U.S. Attorney Joseph E. diGenova announced yesterday that 300 to 400 drug cases will be dismissed in an unprecedented response to allegations that some narcotics officers in the city's 4th Police District may have stolen drugs and money during raids.
In addition, law enforcement sources said yesterday that D.C. Police Chief Maurice T. Turner Jr. is strongly considering replacing the entire 12-member vice unit in the 4th District as a result of the ongoing probe.
DiGenova told Turner in an afternoon meeting that prosecutors will be instructed to begin dismissing today all pending drug cases based on evidence gathered by the 4th District vice squad, the target of an FBI investigation into the actions of four or five officers and one of the most active police stations in the city. One case alone involves the seizure of $250,000 worth of drugs.
Law enforcement officials said the action appeared to be the first time in the city's history that criminal charges involving an entire police squad will be dismissed because of allegations of wrongdoing.
"None of us likes having to dismiss drug cases, but when you have a situation like this that involves the integrity of the judicial process, all of us in law enforcement have higher duties to the system that must be fulfilled," diGenova said.
Turner declined to comment through a spokesman, but diGenova said in an interview that "he and I both agreed that it needed to be done and that he would take additional steps on his own."
Sources said yesterday that those steps could include the replacement of the 12 officers on the vice squad. No officers have been charged in the investigation, although the police powers of two narcotics officers have been revoked.
The FBI investigation centers on allegations that four or five 4th District narcotics officers may have profited from drug raids and that some received payoffs in exchange for information about drug sweeps.

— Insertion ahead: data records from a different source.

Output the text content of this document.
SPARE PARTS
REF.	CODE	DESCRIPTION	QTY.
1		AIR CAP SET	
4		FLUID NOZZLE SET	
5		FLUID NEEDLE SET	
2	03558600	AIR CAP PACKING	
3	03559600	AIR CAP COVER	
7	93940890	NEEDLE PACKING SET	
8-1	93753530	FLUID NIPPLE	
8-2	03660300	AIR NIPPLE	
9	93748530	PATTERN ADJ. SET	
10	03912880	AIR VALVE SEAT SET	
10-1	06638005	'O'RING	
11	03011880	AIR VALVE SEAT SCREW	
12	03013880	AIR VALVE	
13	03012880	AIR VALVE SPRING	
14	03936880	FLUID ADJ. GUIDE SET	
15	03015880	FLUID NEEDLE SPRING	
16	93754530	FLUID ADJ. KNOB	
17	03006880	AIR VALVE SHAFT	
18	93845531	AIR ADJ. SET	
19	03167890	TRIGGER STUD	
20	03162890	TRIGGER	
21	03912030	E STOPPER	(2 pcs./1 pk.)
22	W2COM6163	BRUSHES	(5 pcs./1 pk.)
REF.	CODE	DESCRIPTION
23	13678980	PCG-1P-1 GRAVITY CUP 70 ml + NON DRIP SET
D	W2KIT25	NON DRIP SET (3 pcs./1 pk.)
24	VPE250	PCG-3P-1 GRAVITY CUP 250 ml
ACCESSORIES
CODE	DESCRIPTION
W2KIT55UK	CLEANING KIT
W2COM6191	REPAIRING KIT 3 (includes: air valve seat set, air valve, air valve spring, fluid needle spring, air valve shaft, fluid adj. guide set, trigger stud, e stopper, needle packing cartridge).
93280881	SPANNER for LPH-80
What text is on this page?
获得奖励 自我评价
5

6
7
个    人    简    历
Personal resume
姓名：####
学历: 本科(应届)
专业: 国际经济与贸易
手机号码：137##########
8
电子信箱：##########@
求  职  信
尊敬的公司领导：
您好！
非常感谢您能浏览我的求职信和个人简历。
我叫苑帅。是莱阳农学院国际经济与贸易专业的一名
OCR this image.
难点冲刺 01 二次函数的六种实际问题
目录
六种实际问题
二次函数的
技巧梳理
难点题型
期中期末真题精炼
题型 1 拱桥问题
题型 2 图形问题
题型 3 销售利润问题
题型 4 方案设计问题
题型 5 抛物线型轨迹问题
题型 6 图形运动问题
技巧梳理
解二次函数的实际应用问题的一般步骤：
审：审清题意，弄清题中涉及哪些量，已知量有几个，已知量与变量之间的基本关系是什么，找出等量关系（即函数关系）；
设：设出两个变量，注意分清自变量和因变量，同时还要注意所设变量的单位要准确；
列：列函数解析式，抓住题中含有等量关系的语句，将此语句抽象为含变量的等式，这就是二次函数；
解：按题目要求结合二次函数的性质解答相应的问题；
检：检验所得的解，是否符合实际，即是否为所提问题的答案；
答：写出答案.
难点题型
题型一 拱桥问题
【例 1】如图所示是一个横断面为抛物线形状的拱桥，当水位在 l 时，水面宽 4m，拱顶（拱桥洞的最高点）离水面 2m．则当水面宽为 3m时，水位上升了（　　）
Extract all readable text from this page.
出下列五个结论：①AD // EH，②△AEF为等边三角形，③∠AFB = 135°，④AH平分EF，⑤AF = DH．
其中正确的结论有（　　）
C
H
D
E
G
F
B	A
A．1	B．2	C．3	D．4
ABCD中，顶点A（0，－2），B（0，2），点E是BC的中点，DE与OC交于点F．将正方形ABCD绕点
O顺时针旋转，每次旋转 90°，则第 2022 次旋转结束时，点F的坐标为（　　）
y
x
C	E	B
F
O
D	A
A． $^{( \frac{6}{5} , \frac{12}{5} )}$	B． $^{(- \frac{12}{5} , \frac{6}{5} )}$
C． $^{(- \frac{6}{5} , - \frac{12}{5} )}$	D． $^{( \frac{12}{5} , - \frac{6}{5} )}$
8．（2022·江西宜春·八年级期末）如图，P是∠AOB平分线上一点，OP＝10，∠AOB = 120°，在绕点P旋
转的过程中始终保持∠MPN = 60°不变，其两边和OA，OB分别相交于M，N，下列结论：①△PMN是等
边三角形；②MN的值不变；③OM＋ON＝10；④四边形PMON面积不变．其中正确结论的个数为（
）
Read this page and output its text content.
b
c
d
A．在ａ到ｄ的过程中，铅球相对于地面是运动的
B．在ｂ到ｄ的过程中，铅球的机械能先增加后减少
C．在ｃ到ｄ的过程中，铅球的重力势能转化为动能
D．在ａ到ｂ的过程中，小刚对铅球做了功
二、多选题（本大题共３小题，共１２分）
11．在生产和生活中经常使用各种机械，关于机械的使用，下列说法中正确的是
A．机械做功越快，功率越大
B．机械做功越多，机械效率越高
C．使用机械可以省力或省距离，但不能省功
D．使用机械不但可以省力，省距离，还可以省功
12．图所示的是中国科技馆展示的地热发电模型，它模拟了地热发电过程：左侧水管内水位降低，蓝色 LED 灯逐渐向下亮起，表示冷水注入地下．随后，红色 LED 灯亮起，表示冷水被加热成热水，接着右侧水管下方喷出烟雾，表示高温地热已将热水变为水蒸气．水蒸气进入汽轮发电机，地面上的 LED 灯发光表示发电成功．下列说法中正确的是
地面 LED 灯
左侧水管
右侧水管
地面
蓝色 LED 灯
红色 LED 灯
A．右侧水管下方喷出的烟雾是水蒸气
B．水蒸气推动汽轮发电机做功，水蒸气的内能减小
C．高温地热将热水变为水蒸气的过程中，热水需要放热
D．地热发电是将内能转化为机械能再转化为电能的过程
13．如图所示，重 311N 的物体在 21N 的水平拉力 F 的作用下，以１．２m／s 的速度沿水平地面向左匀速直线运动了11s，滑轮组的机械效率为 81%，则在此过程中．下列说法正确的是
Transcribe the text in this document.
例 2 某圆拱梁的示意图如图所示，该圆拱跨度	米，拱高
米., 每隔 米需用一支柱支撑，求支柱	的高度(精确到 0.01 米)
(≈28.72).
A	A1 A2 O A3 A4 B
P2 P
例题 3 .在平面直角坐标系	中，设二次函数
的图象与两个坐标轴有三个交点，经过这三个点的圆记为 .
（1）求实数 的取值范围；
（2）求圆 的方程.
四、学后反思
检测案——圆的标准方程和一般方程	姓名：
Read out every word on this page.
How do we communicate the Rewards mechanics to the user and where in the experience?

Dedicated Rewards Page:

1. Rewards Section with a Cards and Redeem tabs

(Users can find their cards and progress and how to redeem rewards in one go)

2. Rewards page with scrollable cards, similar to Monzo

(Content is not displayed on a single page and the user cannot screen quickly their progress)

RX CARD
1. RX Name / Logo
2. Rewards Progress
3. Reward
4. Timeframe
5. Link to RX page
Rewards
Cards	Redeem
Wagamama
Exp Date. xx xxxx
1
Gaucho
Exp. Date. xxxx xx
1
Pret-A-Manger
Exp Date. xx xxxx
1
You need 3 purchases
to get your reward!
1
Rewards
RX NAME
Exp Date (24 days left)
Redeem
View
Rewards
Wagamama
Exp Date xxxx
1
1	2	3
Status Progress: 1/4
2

Law enforcement officials suspect that others on the squad may have been aware of the activity but were not actively involved.
Reaction to diGenova's announcement was swift among city officials who have targeted illicit drug use as one of the city's most vexing problems.
Mayor Marion Barry said through his spokesman John C. White that "it would be regrettable that people who should be prosecuted escape prosecution."
D.C. Council Chairman David A. Clarke said: "If this had to be done, I would want it done on a thorough examination on a case-to-case basis rather than on the basis of a 'computer run.' Secondly, while I understand that a prosecutor may on occasion have to let one evil go to get at a bigger evil, it must be a damned big evil to drop 400 narcotics cases."
DiGenova, who announced his decision after nearly daily meetings among office supervisors, said many of the dismissed cases will be reviewed after the FBI investigation is completed to see if "any of them can be saved or salvaged."
DiGenova added, however, that "we're not holding up any promises." He defended his decision by saying that the dismissals should send a message to the community that "when cases are made, they are made fairly and according to the law."
Sources said a decision was made to dismiss all drug arrests by 4th District narcotics officers, even though most of those officers have not been implicated, because defense lawyers could challenge the cases by claiming that the other officers may have known about the alleged skimming.
It was unclear how much narcotics and seized money might be involved in the dismissals, but one case dismissed yesterday in U.S. District Court involved the seizure of drugs worth more than $250,000. Anthony B. Fultz, the defendant, had charged in court papers that more than $1,000 had been stolen from him during the search of his home by Officer Shelton D. Roberts. Other sources said that in some cases, as much as $5,000 was allegedly stolen.
Roberts, along with his partner Officer James Whitaker Jr., has been identified as a prime subject of the FBI probe; both men have been relieved of their police powers.
The 4th District, with headquarters at 6001 Georgia Ave. NW, covers sections of upper Northwest and Northeast Washington. Narcotics officers there have executed about one-third of all drug search warrants issued in D.C. Superior Court and U.S. District Court this year.
DiGenova said no decision had been made about what to do with narcotics cases that have resulted in guilty pleas or convictions. Most of the cases that will be dropped involve arrests made this year.